Friday October 26, 2pm, Carslaw 173
University of Sydney, School of Mathematics and Statistics
Metropolis-Hastings MCMC with dual mini-batches
For many decades Markov chain Monte Carlo (MCMC) methods have been the main workhorse of Bayesian inference. However, traditional MCMC algorithms are computationally intensive. In particular, the Metropolis-Hastings (MH) algorithm requires passing over the entire dataset to evaluate the likelihood ratio in each iteration. We propose a general framework for performing MH-MCMC using two mini-batches (MHDB) of the whole dataset each time and show that this gives rise to approximately a tempered stationary distribution. We prove that MHDB preserves the modes of the original target distribution and derive an error bound on the approximation for a general class of models including mixtures of exponential family distributions, linear binary classification and regression. To further extend the utility of the algorithm to high dimensional settings, we construct a proposal with forward and reverse moves using stochastic gradient and show that the construction leads to reasonable acceptance probabilities. We demonstrate the performance of our algorithm in neural network applications and show that compared with popular optimisation methods, our method is more robust to the choice of learning rate and improves testing accuracy.
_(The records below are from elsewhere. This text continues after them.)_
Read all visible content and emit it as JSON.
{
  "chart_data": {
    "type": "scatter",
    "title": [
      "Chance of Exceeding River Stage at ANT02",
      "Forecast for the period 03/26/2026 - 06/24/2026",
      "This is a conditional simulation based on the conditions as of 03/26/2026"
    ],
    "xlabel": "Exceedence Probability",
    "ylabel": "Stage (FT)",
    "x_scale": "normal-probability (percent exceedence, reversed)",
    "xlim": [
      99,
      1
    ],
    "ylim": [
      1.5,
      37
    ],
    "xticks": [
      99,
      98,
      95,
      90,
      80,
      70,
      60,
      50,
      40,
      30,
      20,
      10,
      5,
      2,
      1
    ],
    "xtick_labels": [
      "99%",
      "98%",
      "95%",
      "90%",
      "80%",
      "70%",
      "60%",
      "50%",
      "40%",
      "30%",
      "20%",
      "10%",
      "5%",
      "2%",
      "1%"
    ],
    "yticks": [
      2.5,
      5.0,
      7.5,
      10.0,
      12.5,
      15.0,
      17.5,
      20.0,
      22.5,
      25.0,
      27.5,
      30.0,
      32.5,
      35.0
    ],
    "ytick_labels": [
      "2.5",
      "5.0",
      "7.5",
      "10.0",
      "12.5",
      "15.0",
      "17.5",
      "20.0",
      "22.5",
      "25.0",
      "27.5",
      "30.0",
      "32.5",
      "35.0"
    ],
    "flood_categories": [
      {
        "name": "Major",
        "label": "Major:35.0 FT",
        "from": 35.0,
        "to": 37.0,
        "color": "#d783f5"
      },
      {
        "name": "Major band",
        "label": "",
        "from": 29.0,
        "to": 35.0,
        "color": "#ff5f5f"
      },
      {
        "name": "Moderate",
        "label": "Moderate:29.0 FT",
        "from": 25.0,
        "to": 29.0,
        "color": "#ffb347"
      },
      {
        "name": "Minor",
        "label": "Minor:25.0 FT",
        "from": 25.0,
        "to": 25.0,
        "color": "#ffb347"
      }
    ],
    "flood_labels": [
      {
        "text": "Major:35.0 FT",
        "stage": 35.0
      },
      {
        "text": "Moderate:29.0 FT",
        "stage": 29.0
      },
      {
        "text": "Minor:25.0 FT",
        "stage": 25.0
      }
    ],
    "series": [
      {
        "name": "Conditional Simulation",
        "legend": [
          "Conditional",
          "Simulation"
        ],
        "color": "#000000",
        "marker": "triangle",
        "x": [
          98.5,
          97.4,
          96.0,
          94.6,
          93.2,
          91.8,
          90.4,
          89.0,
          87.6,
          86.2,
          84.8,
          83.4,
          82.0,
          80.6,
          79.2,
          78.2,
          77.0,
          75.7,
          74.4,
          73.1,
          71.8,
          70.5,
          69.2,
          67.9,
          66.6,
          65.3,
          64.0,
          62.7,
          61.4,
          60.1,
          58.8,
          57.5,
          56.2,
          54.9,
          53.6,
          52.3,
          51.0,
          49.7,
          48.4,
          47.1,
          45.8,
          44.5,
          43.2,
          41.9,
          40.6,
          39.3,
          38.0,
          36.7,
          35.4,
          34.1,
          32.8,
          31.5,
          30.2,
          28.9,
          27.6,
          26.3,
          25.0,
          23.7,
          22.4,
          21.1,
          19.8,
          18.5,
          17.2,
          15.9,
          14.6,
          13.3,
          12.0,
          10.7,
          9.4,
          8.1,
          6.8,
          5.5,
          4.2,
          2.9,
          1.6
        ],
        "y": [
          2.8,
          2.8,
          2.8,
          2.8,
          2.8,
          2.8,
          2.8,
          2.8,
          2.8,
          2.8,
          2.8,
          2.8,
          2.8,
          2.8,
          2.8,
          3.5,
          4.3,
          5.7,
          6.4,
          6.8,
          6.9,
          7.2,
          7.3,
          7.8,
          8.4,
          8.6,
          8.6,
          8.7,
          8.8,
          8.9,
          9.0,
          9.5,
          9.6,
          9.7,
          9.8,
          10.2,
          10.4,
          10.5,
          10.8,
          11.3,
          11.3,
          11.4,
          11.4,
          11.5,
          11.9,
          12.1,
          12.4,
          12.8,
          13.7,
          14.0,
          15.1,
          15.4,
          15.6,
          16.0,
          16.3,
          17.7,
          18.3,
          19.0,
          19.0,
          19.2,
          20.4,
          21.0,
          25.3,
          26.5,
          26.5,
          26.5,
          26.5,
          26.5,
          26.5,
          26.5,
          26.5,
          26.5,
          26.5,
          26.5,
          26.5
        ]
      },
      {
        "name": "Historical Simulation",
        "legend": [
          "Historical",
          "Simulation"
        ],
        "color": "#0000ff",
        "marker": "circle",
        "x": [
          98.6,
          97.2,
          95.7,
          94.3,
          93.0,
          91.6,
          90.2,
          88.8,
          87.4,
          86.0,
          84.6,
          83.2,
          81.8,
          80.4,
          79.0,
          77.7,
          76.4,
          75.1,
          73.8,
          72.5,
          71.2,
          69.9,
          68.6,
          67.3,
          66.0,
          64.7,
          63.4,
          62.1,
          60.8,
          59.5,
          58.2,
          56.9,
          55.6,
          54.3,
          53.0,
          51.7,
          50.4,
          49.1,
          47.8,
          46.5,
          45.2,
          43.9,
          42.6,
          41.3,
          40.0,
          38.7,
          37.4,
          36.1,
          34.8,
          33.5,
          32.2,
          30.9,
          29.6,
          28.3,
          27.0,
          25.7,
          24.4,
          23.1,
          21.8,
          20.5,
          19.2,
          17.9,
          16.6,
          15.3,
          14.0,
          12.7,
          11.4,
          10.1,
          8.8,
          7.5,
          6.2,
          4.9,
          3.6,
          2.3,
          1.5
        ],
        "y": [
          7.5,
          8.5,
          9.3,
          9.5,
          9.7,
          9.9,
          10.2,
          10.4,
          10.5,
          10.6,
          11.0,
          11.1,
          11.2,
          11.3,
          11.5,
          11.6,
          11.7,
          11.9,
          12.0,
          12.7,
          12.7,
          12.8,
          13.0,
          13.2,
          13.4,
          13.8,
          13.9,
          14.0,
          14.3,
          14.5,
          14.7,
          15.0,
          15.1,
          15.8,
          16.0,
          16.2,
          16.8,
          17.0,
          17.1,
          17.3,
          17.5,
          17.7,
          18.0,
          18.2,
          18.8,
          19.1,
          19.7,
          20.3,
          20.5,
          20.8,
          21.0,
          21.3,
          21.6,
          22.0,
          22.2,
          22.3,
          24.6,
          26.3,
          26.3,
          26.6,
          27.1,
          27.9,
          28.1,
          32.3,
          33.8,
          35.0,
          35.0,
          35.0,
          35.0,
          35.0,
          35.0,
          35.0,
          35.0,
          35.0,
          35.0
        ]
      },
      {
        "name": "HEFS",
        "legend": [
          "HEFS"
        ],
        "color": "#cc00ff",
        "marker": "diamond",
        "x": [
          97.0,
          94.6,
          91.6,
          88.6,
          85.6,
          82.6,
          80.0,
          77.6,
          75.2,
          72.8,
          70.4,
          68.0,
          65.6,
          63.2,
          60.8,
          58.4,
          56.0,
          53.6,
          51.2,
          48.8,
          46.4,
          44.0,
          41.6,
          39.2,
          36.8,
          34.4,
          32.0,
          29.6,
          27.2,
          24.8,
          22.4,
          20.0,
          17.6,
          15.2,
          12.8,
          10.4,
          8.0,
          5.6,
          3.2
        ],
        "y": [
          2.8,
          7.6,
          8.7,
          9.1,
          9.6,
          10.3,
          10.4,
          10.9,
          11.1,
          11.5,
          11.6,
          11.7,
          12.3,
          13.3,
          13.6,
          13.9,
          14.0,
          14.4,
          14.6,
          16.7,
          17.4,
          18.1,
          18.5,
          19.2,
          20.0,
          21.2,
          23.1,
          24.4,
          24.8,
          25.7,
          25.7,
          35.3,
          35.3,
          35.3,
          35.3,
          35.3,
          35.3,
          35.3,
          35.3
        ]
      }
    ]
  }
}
Rachel Wang is currently a lecturer and DECRA fellow in the School of Mathematics and Statistics. She received her PhD in Statistics from UC Berkeley in 2015 and subsequently spent two years as a Stein Fellow / Lecturer in the Department of Statistics at Stanford University. Her research interests include statistical network theory, statistical machine learning, and their applications to complex genomic datasets.